"Canım sıkılıyor, artık bu iktidar gitmeli" diyenler için nurtopu gibi bir tartışma konusu üretildi galiba...
- Hamile kadınlar sokağa çıkmalı mı, çıkmamalı mı?
Kanımca bu soruya cevap bulmak "Tencere-tava çalan komşuyu polise ihbar etmek mi, yoksa etmemek mi daha demokratik bir davranıştır" sorusuna cevap bulmak kadar önemlidir.
Başbakan Erdoğan "Herkes üç çocuk yapsın, bu çocuklara devlet bakar" dediğinde de şöyle bir sanal tartışma yansımıştı sokaklardaki kamuoyunu oluşturan gezici düşünce odaklarına...
Başbakan "Çocuklara devlet bakar" deyince MHP Genel Başkanı Devlet Bahçeli "Ben çocuk bakamam, bu çocuklara Kemal Kılıçdaroğlu baksın" diye itiraz etmiş. Kılıçdaroğlu da bunu duyunca "Ben kendime bakamıyorum, çocuklara nasıl bakayım" demiş.
Canları yine sıkılmıştı
Bu tür tartışma konularının her zaman kolay kolay bulunamaması yüzünden "Canları sıkılanlar"ın Türkiye'nin yıllarını nasıl heba ettiklerine çok yakın tarihte de tanık olmadık mı?
Hatırlayın 1980'li ve 90'lı yılları...
Turgut Özal'ın yeniden-yapılanmayı amaçlayan reformları ile Türkiye büyük bir değişim yaşamaktaydı.

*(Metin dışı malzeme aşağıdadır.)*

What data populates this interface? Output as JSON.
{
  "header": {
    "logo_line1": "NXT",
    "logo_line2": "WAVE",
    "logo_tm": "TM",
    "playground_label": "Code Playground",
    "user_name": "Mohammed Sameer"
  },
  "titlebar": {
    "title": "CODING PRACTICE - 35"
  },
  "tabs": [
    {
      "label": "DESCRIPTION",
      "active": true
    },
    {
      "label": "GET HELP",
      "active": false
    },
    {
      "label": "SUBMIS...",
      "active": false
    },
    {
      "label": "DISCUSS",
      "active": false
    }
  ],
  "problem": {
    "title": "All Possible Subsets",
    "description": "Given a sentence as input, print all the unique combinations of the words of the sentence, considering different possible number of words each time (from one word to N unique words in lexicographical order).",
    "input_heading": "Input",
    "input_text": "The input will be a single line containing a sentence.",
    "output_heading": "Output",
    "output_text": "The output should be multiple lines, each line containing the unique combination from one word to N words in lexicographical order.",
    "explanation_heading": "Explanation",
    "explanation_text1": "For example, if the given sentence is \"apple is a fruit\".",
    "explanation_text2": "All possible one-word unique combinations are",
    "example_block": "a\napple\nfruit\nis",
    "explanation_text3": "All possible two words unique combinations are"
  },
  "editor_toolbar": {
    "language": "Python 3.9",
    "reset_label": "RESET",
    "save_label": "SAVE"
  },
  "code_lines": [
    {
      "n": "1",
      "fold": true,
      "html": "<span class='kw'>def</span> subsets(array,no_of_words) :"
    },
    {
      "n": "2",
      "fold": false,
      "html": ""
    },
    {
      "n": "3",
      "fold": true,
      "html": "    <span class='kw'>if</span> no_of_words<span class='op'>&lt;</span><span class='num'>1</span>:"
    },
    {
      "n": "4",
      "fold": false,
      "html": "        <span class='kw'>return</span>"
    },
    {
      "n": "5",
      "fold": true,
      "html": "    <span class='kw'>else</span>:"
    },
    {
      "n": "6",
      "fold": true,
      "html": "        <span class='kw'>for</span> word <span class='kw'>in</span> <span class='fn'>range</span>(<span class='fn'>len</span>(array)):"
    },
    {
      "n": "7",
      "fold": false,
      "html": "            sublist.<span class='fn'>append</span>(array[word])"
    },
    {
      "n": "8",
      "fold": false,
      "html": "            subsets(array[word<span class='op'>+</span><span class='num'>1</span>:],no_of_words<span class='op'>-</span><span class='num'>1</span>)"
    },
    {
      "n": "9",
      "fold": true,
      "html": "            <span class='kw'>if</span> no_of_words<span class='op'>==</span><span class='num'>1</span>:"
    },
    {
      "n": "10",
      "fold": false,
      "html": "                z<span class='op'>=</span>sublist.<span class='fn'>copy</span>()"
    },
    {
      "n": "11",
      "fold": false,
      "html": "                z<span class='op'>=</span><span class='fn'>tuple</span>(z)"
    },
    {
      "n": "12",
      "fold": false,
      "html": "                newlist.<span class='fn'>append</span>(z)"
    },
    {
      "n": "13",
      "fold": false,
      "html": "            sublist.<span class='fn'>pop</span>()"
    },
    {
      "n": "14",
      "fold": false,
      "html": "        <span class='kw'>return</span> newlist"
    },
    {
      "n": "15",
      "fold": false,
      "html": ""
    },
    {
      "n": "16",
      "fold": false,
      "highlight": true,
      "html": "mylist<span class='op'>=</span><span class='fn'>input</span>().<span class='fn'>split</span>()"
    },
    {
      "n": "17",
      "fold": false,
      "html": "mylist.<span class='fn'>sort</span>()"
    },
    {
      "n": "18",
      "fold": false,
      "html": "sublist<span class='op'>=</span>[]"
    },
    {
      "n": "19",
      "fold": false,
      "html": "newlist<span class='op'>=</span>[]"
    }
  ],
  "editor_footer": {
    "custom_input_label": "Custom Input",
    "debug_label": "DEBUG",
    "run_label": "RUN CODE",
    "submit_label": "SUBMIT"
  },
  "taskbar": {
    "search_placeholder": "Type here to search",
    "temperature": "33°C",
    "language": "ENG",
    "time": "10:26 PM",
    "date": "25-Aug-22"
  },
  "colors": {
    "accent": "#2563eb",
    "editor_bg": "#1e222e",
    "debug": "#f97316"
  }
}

12 Eylül askeri rejimi sona erdirilmiş, sivilleşme yolunda önemli adımlar atılmıştı. Avrupa İnsan Hakları Mahkemesine bireysel başvuru hakkı, Ceza Kanunu'ndaki 141, 142, 163'üncü maddelerin kaldırılması yanında ekonomide devletçiliğin sona ermesi, konvertibilitenin kabul edilmesi, ihracat ve turizm hamleleri, iletişim ve ulaşımda hamleler...
Kayıp yıllar
Siyaset yine itibar kazanmıştı. Türkiye yönetilebilir bir ülke olmuştu.
Ama "Canları sıkılanlar" önce İstanbul'da Bedrettin Dalan yerine Nurettin Sözen'e oy vererek, sonra da Turgut Özal'ın ANAP'ı yerine Demirel ve Erdal İnönü'yü iktidara getirerek, 2000'li yıllara uzanacak "Kayıp Yıllar"ı başlattılar.
Türkiye zaman tüneline sokuldu ve 1980 öncesinin bütün hastalıkları yeniden siyasete bulaştırıldı. Ekonomik krizler, hatta gecelik yüzde 7000 faizler ve sonunda 28 Şubat post-modern darbesi bile yaşandı bu kayıp yıllar boyunca.
"Halk" bu gidişe 2000'lerin başındaki ilk seçimde "Yeter" dedi.
Yine can sıkıntısı mı?
Ve bugüne dayanan 10 yılda Türkiye yeniden yönetilebilir, gelişen ve güvenilir bir ülke olduğunu kanıtladı.
Alt ve üst yapı ve başta İstanbul olmak üzere kentler yenilendi. Ekonominin bütün rakamları sağlıklı göstergeler haline dönüştü. "Kürt sorunu" gibi kronikleşmiş ve terörle özdeşleşmiş problemlere siyasi çözümler aranmaya başlandı. Musluk kapatır gibi parti kapatmayı mümkün kılan yazılı hukuk değiştirildi.
Ama birilerinin yine canları sıkılmaya başlamıştı.
Şimdi yeniden 1990'lı yılların başındaymışız gibi bir görüntü var.
O dönemde Turgut Özal'ı canından bezdirenler, şimdi Tayyip Erdoğan'ı hedef almış durumdalar.
Halk bilinçlendi
Ama bir başka gerçek daha var yeni Türkiye'yi eski Türkiye'den farklı kılan... "Halk" yakın geçmişte yaşananları unutmadı. Turgut Özal'a ancak o öldükten sonra sahip çıkan kitleler, bugün Tayyip Erdoğan'ı canı sıkılanlara yedirmemeye kararlı.
Bir avuç zirzop, onları güden eski baronlar ve kronik iktidarsız siyasetçiler, Türkiye'yi yeniden kayıp yıllara sürükleyemeyecekler. Bu nedenle "Hamileyken sokağa çıkılır mı" benzeri soruların gündeme gelmesi, "Demokraside sandık şart mı" gibi soruları ikinci plana iteceği için hayırlıdır.